When you were talking about taking ideas from a rogue-like Argh, that got me to thinking. You know those nethack frontends? stuff like falcon's eye, and the gtk graphical interface for nethack? What if you could somehow use spring to make a 3d representation of nethack?
You could let the original nethack executable run and just have it pass important data for display to spring.
That could be doable via a DLL, I'd imagine.
I don't really see that as the way to go, though- just me a personally, I'm certainly not saying that a Nethack frontend might not be fun.
I just think that it wouldn't translate to 3D very well.
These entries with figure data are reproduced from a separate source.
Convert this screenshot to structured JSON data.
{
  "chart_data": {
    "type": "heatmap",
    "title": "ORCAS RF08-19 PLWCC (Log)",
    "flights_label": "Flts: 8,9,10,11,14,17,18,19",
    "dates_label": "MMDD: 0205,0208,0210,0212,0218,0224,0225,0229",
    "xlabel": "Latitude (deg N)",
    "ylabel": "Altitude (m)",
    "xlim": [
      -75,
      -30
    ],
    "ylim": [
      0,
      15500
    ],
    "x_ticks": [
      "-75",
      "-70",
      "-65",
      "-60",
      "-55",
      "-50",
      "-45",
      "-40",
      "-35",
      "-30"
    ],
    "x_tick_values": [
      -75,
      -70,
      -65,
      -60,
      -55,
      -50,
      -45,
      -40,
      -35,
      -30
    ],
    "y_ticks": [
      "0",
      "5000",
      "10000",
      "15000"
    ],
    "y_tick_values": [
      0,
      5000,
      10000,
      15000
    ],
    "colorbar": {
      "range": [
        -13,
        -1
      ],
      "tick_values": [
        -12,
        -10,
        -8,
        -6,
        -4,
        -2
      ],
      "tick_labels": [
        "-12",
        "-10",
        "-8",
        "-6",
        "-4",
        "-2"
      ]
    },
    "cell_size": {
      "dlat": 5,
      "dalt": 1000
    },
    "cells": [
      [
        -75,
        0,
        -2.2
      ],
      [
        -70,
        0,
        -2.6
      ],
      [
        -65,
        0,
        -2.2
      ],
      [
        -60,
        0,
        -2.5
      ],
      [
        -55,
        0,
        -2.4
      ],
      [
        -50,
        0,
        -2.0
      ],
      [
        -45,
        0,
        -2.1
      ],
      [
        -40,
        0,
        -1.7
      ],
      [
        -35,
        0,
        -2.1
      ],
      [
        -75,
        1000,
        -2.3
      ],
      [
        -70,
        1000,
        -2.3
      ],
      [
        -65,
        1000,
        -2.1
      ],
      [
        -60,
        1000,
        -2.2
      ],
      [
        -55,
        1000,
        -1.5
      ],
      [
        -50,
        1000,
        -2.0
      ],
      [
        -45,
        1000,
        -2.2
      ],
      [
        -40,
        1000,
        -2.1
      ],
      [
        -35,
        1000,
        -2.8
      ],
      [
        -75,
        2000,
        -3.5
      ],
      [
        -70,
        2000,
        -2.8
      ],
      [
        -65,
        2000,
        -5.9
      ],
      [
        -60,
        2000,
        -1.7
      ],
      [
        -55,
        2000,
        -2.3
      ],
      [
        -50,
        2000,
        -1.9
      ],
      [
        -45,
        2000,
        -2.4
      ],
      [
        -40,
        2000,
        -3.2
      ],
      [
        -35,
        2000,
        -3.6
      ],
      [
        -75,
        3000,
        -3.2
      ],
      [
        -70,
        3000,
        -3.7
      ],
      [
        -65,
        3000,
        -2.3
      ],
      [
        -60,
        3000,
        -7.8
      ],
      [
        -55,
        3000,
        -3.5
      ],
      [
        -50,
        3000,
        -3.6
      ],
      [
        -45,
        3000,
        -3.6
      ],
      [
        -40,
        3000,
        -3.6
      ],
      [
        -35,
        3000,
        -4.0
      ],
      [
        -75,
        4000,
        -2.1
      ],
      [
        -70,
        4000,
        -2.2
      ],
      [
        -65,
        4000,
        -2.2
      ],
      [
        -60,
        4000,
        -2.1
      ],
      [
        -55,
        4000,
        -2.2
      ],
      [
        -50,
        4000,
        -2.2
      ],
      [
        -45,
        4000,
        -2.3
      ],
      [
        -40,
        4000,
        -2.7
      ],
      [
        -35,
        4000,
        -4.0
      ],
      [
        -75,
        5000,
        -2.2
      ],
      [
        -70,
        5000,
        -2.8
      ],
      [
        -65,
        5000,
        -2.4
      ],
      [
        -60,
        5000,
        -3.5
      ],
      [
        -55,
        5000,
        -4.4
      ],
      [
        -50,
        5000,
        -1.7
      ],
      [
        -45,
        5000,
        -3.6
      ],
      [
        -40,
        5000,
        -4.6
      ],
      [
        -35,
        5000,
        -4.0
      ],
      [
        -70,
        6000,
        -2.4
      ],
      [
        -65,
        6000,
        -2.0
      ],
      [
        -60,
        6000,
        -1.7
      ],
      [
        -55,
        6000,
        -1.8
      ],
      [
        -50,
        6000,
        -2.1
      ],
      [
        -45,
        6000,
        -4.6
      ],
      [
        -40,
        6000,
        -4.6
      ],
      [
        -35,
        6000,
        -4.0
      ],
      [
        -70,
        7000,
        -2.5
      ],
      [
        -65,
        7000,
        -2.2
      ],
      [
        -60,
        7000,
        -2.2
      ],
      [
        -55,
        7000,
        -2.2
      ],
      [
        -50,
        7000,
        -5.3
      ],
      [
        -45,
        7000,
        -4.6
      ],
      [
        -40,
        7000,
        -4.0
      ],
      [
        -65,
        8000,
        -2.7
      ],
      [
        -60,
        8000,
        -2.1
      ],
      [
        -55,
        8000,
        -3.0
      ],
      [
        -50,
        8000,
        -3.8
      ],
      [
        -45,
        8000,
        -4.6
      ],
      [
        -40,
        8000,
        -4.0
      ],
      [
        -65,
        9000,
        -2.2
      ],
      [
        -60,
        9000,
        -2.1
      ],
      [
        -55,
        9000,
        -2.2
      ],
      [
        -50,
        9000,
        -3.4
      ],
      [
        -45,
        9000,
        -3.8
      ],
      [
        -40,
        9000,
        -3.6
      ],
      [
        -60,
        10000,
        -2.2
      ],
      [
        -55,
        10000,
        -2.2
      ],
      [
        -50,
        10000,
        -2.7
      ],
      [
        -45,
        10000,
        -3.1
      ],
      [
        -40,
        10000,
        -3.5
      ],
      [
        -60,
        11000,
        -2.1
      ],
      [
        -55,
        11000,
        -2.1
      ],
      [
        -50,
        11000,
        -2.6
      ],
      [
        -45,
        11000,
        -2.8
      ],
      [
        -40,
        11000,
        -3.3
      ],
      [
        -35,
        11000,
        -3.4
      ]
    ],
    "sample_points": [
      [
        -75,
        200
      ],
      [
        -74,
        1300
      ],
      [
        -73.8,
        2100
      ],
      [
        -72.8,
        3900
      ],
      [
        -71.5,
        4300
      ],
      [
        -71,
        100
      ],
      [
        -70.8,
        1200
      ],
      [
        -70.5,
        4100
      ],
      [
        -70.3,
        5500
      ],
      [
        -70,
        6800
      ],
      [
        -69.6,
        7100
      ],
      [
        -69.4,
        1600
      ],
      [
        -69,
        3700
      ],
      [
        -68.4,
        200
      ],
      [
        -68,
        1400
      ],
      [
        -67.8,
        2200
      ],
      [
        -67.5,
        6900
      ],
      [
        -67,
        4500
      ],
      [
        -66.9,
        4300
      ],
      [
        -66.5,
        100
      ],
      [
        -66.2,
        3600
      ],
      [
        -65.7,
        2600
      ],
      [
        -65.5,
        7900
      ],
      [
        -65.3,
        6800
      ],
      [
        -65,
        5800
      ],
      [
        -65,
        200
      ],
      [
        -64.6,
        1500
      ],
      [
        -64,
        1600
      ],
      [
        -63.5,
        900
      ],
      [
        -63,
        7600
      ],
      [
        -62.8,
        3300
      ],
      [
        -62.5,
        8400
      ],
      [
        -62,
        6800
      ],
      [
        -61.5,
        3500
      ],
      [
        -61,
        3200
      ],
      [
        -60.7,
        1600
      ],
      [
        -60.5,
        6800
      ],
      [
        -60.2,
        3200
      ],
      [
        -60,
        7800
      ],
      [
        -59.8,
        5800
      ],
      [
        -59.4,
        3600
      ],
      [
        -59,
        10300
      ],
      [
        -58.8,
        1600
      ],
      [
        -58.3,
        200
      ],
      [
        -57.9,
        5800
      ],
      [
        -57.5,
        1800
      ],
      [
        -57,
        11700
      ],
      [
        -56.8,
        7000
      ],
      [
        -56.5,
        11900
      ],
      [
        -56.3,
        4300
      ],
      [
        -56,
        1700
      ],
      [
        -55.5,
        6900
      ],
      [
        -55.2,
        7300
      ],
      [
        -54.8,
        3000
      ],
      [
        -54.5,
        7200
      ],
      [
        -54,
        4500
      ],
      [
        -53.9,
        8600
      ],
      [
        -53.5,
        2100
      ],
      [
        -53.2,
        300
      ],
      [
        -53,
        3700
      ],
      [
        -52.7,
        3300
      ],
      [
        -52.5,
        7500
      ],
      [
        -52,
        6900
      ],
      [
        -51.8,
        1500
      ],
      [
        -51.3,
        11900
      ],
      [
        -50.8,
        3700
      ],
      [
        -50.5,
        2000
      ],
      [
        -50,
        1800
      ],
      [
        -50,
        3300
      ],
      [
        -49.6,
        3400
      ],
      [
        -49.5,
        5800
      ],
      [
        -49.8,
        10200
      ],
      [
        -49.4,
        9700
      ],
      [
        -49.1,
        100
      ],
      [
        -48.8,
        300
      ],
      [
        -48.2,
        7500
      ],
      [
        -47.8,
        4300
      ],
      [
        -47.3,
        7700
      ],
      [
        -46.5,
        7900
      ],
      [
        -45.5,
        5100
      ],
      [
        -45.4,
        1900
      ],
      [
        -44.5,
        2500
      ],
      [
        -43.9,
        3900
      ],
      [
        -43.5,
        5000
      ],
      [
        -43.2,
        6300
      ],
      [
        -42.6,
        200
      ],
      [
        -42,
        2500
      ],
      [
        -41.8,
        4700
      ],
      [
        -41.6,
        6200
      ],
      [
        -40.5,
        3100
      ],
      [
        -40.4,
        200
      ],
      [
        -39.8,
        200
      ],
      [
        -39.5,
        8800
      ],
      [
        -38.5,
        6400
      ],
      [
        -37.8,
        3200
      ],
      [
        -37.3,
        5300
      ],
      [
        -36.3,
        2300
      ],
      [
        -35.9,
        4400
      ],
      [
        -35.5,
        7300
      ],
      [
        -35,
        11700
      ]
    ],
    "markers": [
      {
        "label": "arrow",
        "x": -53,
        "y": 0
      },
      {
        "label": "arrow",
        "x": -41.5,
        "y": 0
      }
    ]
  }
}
I loved many of the ASCII games, but including the time for character animations to happen, etc., means that it'd have to be weighted differently to work well.
So... I'd rather see something more complex than Gauntlet, but not ridiculously complicated, and use Lua to reshape the level whenever you go "up" or "down" or "return to town".
I'm pretty darn sure that it can be done, and be a really cool, randomized Diablo-esque experience. I just don't want to mess with it until the engine can do better character animation for organic stuff, and ideally we'd (finally) have a modern splatting format that we could edit in realtime.
I think that a simple Roguelike, where each turn (say, 1/10th second) causes a pause (allow players to adjust the # of turns before a pause, and voila, semi-realtime or just plain realtime, depending on preferences) would be quite easy to get done, on the programming end.
Ok, complex spells and stuff might get hairy, but whatever- getting the basics working would be pretty easy, and would mainly involve stealing other people's GPL'd algorithms.